More than one dozen different superweed or glyphosate weed varieties have become resistant to glyphosate, the active ingredient in top-selling garden and farm herbicides. University of Illinois scientist Aaron Hager believes that farmers must remain vigilant if attempts to keep the superweeds at bay are to be successful.
An excerpt from a Rockford Register Star report about the superweeds problem in Illinois reads:
“[Included in the warning are] Two species from the pigweed family, which are particularly worrisome to Illinois corn and soybean farmers. The Palmer amaranth and common waterhemp are prolific. Some varieties can grow to be seven feet tall and produce 1 million seeds. The Palmer amaranth has been documented in northern Illinois’ Grundy County and can lead to huge corn and soybean losses.”
The use of Monsanto’s Roundup Ready has already reportedly prompted the creation of “super weeds.” The chemical herbicide resistant weeds are rapidly taking over growing areas and may pose health risks to grazing livestock. Charles Benbrook, research professor at the Center for Sustaining Agriculture and Natural Resources at Washington State University, authored the study, which examined the first 16 years of GMO crops. It was published in the Environmental Sciences Europe.
Genetic modification increases the need for pesticide use, according to a new study. One of the primary marketing ploys often utilized when promoting GMO seeds is that significantly less chemical pesticides are required during the non-organic growing process. Herbicide resistant (HR) crop technology has led to a 527 million pound increase in herbicide use across the board during the planting of the top three genetically modified crops in the United States, according to the study.
Excerpt from the study about glyphosate resistant weeds:
“Herbicide-tolerant crops worked extremely well in the first few years of use, but over-reliance led to shifts in weed communities and the emergence of resistant weeds that have, together, forced farmers to incrementally: increase herbicide application rates (especially glyphosate); spray more often, and; add new herbicides that work through an alternate mode-of-action into their spray programs.”

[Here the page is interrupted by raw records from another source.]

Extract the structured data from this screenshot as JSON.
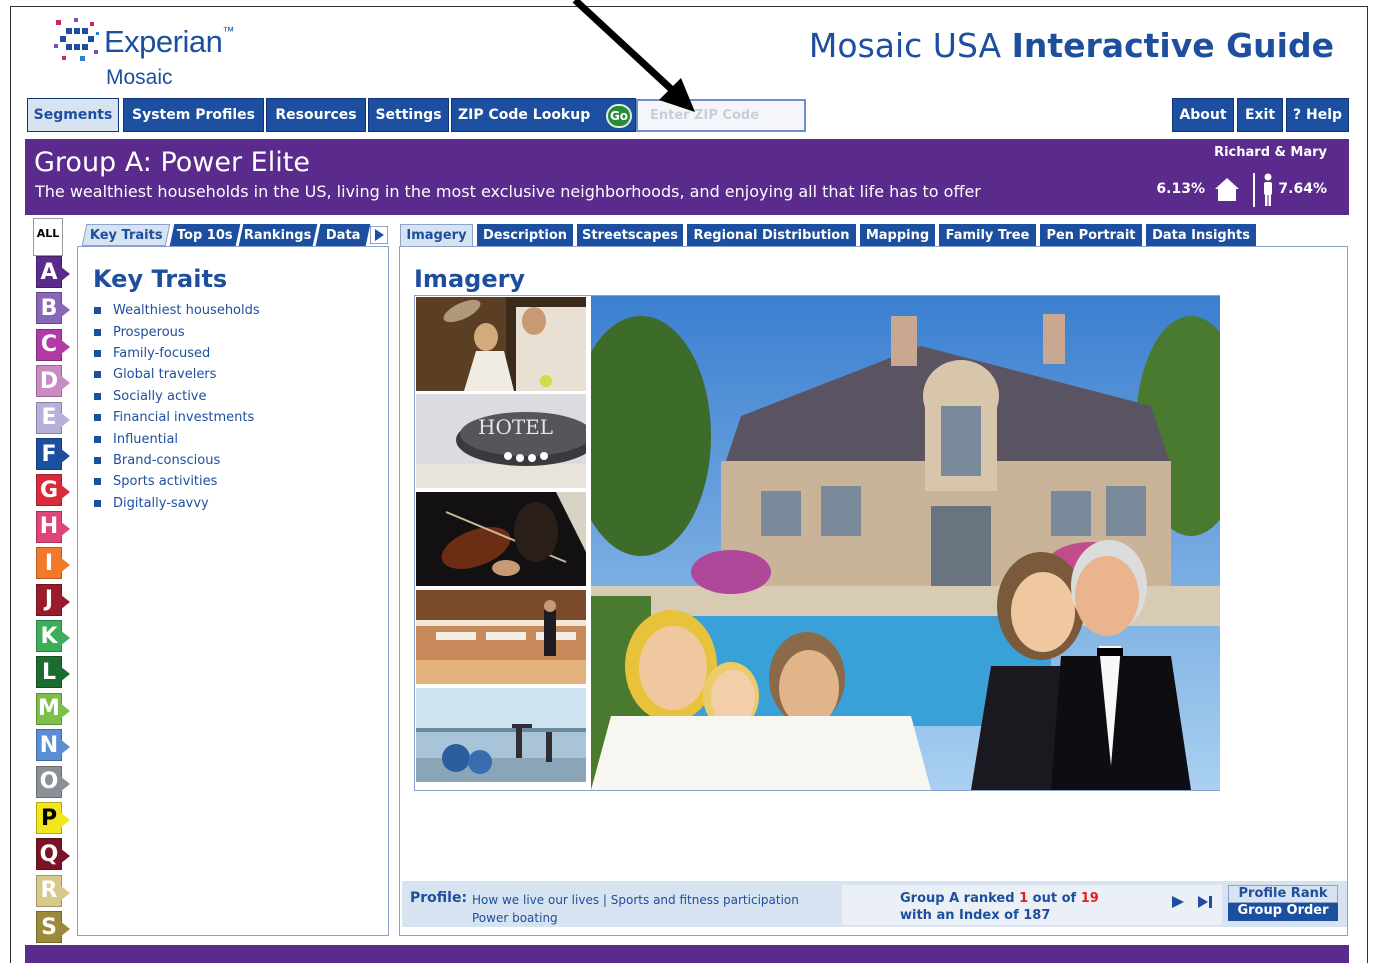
{
  "header": {
    "brand": "Experian",
    "brand_tm": "™",
    "product": "Mosaic",
    "title_regular": "Mosaic USA ",
    "title_bold": "Interactive Guide"
  },
  "nav": {
    "items": [
      {
        "label": "Segments",
        "active": true
      },
      {
        "label": "System Profiles",
        "active": false
      },
      {
        "label": "Resources",
        "active": false
      },
      {
        "label": "Settings",
        "active": false
      },
      {
        "label": "ZIP Code Lookup",
        "active": false
      }
    ],
    "go_label": "Go",
    "zip_placeholder": "Enter ZIP Code",
    "right_items": [
      {
        "label": "About"
      },
      {
        "label": "Exit"
      },
      {
        "label": "? Help"
      }
    ]
  },
  "group": {
    "title": "Group A: Power Elite",
    "description": "The wealthiest households in the US, living in the most exclusive neighborhoods, and enjoying all that life has to offer",
    "persona": "Richard & Mary",
    "households_pct": "6.13%",
    "population_pct": "7.64%"
  },
  "letters": {
    "all_label": "ALL",
    "items": [
      {
        "label": "A",
        "color": "#5a2a8c"
      },
      {
        "label": "B",
        "color": "#8a66b8"
      },
      {
        "label": "C",
        "color": "#b23aa6"
      },
      {
        "label": "D",
        "color": "#c98bc4"
      },
      {
        "label": "E",
        "color": "#b8b0d8"
      },
      {
        "label": "F",
        "color": "#1c4f9f"
      },
      {
        "label": "G",
        "color": "#d92b3a"
      },
      {
        "label": "H",
        "color": "#e0457a"
      },
      {
        "label": "I",
        "color": "#f07a2a"
      },
      {
        "label": "J",
        "color": "#9a1c2c"
      },
      {
        "label": "K",
        "color": "#3cae5a"
      },
      {
        "label": "L",
        "color": "#1c6b2f"
      },
      {
        "label": "M",
        "color": "#7cc04a"
      },
      {
        "label": "N",
        "color": "#5b8fd4"
      },
      {
        "label": "O",
        "color": "#8a8f98"
      },
      {
        "label": "P",
        "color": "#f3e51c"
      },
      {
        "label": "Q",
        "color": "#7a1424"
      },
      {
        "label": "R",
        "color": "#d8c88a"
      },
      {
        "label": "S",
        "color": "#9a8a3a"
      }
    ]
  },
  "left": {
    "tabs": [
      {
        "label": "Key Traits",
        "active": true
      },
      {
        "label": "Top 10s",
        "active": false
      },
      {
        "label": "Rankings",
        "active": false
      },
      {
        "label": "Data",
        "active": false
      }
    ],
    "heading": "Key Traits",
    "traits": [
      "Wealthiest households",
      "Prosperous",
      "Family-focused",
      "Global travelers",
      "Socially active",
      "Financial investments",
      "Influential",
      "Brand-conscious",
      "Sports activities",
      "Digitally-savvy"
    ]
  },
  "right": {
    "tabs": [
      {
        "label": "Imagery",
        "active": true
      },
      {
        "label": "Description",
        "active": false
      },
      {
        "label": "Streetscapes",
        "active": false
      },
      {
        "label": "Regional Distribution",
        "active": false
      },
      {
        "label": "Mapping",
        "active": false
      },
      {
        "label": "Family Tree",
        "active": false
      },
      {
        "label": "Pen Portrait",
        "active": false
      },
      {
        "label": "Data Insights",
        "active": false
      }
    ],
    "heading": "Imagery",
    "thumb_sign": "HOTEL"
  },
  "profile": {
    "label": "Profile:",
    "link1": "How we live our lives",
    "separator": "|",
    "link2": "Sports and fitness participation",
    "link3": "Power boating",
    "rank_prefix": "Group A ranked ",
    "rank_value": "1",
    "rank_mid": " out of ",
    "rank_total": "19",
    "rank_line2": "with an Index of 187",
    "profile_rank_btn": "Profile Rank",
    "group_order_btn": "Group Order"
  },
  "colors": {
    "brand_blue": "#1c4f9f",
    "band_purple": "#5a2a8c",
    "highlight_red": "#e02020"
  }
}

Dow Chemical scientist John Jachetta does not appear alarmed about the growth or super weeds. Quite to the contrary, Jachetta described the issue as a “very significant opportunity” for biotech giants like Dow, Monsanto, and DuPont, according to the Center for Food Safety. While the “new era” in agriculture may offer yet another way for Dow Chemical and its peers to deepen their pockets, American consumers may be paying the bill with their health.
Roundup Ready once got the job done for folks who were willing to kill weeds with chemicals, but now the product appears too weak to accomplish the task. Dow Chemical’s 2,4-D must be stronger to combat the super weeds. Once the Agent Orange linked product can no longer kill weeds and “protect” GMO corn and soybeans, yet another even more stringent will need to be cooked up in a biotech lab.
The Center for Food Safety and similar agriculture, organic, and environmental activists feel that Dow Chemicals 2,4-D is just the next big leap in the chemical arms race in the United States. The USDA is currently entertaining public comment about Dow Chemical’s Agent Orange 2,4-D. The food safety group is circulating petition advocating against approval of the chemical herbicide which contains the active ingredient form the Vietnam War era Agent Orange recipe.